ElephantThe African bush elephant (as opposed to the African forest elephant – Loxodonta cyclotis) stands 10-13 feet tall at the shoulder and can weigh 10,360 – 13,330 pounds. It is the largest living terrestrial animal. Despite its enormous size it can be very difficult to spot an elephant in its natural habitat, and hunting them can be very difficult. This can be attributed to two factors. First, elephants can cover a lot of ground in their daily movements. For the hunter this means finding fresh tracks and then staying on that track hoping to close with the elephants before nightfall. Secondly, if elephants have been pressured they seek the thickest bush they can find. Often, it is possible to know their whereabouts, but getting close to a herd in thick bush, finding the right individual within the herd and then having enough visibility to place a killing shot can be extremely difficult and dangerous. Two other factors make the hunting of elephants particularly dangerous. One is that they are more prone to an unprovoked charge than other species. The other is that they pivot on their hind feet when investigating anything that approaches them from the rear. Thus, from the rear, if you approach to within 15 yards of a standing elephant (elephants are typically shot within 20-25 yards) and he turns on you, your “safety zone” has now suddenly shrunk to possibly only 10 yards, or even less.

In African elephants both bulls and cows can grow tusks. However, a recessive gene will sometimes produce both bulls and cows without tusks. Tusks continue to grow throughout the elephant’s lifetime. Elephants have a lifespan about the length of a human, or a bit less. Elephants are at their most fertile between the ages of 25 and 45. An elephant 60 years of age is headed toward starvation no matter how lush the vegetative environment in which it lives because it doesn’t have the dentition to properly masticate its food.

An elephant is both an important component of an ecosystem and also one of its most damaging. An elephant will consume 990 pounds of vegetation in a day. They eat grass, leaves, fruit, bark, roots and almost anything of a vegetative nature. In doing this they often strip limbs from trees, or push over the entire tree. This is beneficial in the sense that this keeps tree canopies from closing. The increased sunlight reaching the earth’s surface in turn produces a lot of forage that benefits all grazing animals. In contrast, too many elephants result in too much damage, serious reduction in tree numbers, damaged stream banks, etc. And during a drought, elephants will surround dwindling water holes denying other animals access to water.

Despite shrinking populations globally elephants are actually very much over-populated in some ecosystems, and their numbers can increase dramatically thus demanding that some sort of population control be introduced. Envision an ecosystem capable of supporting 85,000 elephants, but instead stocking levels are at 100,000. An elephant’s gestation period is about 22 months. But, a healthy population can increase at 2% per annum. Thus, those numbers get very big very quickly, like this kind of annual growth (assuming no deaths): 100,000; 102,000; 104,040; 106,120; 108,243. Thus, in this ecosystem 8,243 elephants could be removed in five years and at the end the ecosystem would still be over-populated by 15,000 elephants! The significance of this is huge.
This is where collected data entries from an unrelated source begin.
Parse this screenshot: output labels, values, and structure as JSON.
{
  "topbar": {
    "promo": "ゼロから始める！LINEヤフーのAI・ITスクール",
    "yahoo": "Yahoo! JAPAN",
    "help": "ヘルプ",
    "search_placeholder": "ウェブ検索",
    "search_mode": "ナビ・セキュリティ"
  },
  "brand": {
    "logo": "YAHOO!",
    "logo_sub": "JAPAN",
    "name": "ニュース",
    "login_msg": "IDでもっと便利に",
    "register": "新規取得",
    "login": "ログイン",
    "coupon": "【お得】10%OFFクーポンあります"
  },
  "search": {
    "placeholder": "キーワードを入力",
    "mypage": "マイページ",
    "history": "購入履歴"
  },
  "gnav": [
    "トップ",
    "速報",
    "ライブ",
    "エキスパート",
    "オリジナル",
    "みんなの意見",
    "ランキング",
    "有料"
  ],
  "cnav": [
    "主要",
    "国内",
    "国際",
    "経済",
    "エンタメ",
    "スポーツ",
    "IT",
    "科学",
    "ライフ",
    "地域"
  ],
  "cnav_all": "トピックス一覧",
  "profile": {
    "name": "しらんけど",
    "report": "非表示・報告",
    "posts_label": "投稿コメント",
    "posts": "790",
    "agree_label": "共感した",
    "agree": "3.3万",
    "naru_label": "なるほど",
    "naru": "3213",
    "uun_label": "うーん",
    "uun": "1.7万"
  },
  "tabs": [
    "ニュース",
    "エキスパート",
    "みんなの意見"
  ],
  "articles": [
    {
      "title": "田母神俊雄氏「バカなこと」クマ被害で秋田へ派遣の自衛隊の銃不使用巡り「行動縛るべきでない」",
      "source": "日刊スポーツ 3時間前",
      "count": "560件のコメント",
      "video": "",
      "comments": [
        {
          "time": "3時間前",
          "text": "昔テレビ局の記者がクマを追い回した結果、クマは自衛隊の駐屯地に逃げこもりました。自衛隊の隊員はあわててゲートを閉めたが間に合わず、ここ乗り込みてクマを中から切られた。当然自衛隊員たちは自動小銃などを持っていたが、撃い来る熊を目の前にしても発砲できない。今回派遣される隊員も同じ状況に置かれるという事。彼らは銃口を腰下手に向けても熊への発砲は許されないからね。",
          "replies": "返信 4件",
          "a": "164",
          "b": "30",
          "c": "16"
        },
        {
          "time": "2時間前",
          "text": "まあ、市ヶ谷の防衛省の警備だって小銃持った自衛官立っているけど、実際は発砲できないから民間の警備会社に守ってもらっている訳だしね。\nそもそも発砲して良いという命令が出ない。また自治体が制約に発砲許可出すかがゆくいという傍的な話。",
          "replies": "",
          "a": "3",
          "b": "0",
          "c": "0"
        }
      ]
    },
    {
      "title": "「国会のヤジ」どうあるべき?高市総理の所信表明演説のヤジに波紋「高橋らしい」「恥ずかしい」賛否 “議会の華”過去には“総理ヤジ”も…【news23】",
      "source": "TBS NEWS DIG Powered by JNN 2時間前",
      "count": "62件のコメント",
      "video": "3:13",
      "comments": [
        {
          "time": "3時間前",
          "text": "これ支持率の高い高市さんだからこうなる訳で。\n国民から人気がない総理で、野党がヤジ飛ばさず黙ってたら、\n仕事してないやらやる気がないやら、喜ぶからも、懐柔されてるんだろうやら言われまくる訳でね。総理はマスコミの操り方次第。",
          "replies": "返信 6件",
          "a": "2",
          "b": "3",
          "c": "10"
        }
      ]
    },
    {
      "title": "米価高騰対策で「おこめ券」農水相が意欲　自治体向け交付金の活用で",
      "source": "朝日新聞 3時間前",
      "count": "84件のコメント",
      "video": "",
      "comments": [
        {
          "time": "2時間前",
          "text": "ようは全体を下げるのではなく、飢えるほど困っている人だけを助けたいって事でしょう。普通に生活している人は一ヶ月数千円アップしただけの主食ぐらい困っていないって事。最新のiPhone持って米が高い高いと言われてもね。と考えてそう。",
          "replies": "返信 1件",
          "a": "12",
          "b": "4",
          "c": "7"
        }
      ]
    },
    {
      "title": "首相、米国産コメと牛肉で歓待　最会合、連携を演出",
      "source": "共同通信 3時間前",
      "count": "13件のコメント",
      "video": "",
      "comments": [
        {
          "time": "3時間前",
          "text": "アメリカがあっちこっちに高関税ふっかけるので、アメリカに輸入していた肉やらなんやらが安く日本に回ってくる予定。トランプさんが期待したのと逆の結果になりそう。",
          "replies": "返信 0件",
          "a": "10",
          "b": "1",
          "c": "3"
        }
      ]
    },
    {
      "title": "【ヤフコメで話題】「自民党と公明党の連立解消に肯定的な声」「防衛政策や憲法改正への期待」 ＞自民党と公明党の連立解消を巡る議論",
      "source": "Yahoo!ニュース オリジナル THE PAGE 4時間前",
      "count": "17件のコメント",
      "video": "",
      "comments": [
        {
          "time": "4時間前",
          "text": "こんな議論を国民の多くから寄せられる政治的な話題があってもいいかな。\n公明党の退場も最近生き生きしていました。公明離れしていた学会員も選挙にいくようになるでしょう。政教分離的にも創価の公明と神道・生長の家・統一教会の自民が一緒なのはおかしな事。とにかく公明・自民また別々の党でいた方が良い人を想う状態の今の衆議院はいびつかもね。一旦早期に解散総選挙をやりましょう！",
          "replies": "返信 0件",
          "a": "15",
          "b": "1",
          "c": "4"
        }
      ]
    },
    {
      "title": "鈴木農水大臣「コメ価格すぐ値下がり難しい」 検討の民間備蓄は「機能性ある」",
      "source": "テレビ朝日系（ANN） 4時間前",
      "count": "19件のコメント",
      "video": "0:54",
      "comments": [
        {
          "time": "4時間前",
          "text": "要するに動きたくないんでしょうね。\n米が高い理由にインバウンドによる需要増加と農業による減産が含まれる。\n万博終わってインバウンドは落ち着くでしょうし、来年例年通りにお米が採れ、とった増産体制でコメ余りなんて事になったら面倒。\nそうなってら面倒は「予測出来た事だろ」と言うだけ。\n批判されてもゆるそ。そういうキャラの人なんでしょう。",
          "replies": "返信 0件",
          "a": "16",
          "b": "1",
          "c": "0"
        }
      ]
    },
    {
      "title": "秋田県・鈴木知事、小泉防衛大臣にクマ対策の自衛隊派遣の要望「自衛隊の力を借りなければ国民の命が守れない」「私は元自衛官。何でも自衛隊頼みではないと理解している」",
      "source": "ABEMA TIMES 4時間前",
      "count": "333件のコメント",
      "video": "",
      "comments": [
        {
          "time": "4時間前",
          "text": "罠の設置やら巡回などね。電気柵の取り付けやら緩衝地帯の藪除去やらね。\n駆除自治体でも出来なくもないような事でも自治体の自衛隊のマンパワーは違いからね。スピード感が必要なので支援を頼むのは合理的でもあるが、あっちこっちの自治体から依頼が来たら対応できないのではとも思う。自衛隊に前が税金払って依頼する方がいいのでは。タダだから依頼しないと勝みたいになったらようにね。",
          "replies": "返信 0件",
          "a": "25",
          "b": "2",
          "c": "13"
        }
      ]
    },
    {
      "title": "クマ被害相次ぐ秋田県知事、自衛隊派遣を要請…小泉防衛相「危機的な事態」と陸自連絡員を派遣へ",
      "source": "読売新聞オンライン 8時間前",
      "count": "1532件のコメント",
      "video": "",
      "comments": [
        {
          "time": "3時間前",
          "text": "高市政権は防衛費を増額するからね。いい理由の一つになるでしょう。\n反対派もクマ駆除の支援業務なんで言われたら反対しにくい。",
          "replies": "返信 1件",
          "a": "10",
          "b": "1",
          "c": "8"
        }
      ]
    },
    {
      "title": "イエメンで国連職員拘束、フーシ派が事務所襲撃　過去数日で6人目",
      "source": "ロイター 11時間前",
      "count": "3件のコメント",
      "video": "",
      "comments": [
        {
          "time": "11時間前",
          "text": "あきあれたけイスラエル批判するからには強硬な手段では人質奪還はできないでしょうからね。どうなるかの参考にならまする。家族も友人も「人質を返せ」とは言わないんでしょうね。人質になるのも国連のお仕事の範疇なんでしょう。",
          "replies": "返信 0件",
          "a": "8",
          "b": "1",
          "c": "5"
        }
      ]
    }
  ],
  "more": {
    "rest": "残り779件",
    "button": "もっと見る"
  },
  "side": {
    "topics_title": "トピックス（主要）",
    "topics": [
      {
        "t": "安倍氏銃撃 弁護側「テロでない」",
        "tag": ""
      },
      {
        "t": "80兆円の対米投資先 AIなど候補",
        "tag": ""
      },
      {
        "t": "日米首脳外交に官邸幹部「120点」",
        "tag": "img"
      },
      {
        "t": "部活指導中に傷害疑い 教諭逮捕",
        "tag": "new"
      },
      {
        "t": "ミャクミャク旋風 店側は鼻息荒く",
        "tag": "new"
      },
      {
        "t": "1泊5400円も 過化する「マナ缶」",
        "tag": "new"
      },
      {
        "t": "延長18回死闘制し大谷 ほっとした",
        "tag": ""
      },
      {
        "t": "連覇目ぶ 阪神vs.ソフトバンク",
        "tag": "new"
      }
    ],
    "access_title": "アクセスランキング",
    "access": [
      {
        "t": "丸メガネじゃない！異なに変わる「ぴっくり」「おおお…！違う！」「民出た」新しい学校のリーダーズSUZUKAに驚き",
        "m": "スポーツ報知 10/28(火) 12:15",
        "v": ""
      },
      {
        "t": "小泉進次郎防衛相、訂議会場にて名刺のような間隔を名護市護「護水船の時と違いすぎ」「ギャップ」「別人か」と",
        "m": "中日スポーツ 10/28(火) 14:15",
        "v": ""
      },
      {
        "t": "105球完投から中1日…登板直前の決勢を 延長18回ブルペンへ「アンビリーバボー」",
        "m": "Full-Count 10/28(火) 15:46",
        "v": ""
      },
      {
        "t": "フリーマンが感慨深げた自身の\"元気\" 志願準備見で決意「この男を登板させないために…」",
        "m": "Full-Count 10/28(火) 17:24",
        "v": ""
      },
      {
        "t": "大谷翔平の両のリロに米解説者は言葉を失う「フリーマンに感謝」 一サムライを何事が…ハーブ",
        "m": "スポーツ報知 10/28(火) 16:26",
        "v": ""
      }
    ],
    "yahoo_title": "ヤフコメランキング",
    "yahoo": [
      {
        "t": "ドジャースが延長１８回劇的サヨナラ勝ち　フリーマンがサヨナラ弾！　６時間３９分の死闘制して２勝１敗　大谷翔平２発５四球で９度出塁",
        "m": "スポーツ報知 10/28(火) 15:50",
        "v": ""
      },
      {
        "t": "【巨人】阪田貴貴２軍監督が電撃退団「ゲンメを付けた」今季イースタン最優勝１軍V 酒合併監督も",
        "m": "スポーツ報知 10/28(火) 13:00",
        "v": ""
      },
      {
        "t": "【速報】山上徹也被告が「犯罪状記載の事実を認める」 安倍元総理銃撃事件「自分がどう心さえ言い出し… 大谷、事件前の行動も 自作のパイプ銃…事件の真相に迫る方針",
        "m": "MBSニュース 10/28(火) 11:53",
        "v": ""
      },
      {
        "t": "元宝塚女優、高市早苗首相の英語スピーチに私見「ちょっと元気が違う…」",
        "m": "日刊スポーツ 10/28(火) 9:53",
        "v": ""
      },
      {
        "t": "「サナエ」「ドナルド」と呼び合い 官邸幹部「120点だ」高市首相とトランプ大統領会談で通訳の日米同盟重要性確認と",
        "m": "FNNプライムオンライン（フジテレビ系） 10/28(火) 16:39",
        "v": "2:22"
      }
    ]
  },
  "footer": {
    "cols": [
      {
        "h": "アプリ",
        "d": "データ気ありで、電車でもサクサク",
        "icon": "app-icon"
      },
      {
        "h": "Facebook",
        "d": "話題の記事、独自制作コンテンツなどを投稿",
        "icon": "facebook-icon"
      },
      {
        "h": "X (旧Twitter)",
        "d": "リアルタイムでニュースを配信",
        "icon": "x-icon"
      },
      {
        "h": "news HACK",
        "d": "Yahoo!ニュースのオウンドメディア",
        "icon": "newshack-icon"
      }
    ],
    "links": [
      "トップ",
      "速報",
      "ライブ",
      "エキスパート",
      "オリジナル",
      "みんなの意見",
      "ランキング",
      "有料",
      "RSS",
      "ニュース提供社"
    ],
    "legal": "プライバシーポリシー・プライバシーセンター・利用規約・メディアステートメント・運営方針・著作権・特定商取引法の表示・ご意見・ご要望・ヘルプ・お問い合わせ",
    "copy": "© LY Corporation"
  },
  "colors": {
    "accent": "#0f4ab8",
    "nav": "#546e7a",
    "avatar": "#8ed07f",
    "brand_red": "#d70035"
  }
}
Conflicts between elephants and a growing human population are a major issue in elephant conservation. On a good site it takes about 1500 acres to support one elephant. Thus, in the 100,000 elephant population cited above a land mass of 1.5 million acres is required. Where do such huge blocks of land come from? Who wants to set aside good productive farm land for elephants when the demands of a burgeoning human population want that land for its own purposes? Thus, controlling elephant populations is a must and the culling of elephants through lawfully controlled fee-based hunting is an important conservation tool for that purpose.

In choosing a rifle for elephant hunting, the .375 in its basic African forms is the minimum caliber by law. If that is your choice, use the largest bullet available——typically 300 grain. If you can handle the increased recoil of a .416 you will be increasing your bullet mass by 33 1/3% (300 grain to 400 grain), and theoretically your “stopping power” by the same amount. If you can manage a .458, .470, or .500 you will realize yet an even more significant increase in stopping power. However, you must be able to deliver the first shot, and any subsequent shots, with confidence and this is not always possible for every shooter with the bigger calibers. For sure, the average first-time elephant hunter does not need a double rifle in typical African calibers to kill an elephant. The best choice is a reliable bolt-action rifle with a low power scope mounted low over the bore. Two characteristics such a rifle must have is unfailing reliability, and a certain “quickness” in the hands. Clumsily stocked rifles with long barrels and over-sized scopes are not the ticket for this type of hunting. Bullet placement includes the side brain shot, the frontal brain shot, or the heart lung area. These locations are best understood by consulting books dealing with shot placement. All elephants should be shot with solid bullets —- not expanding bullets.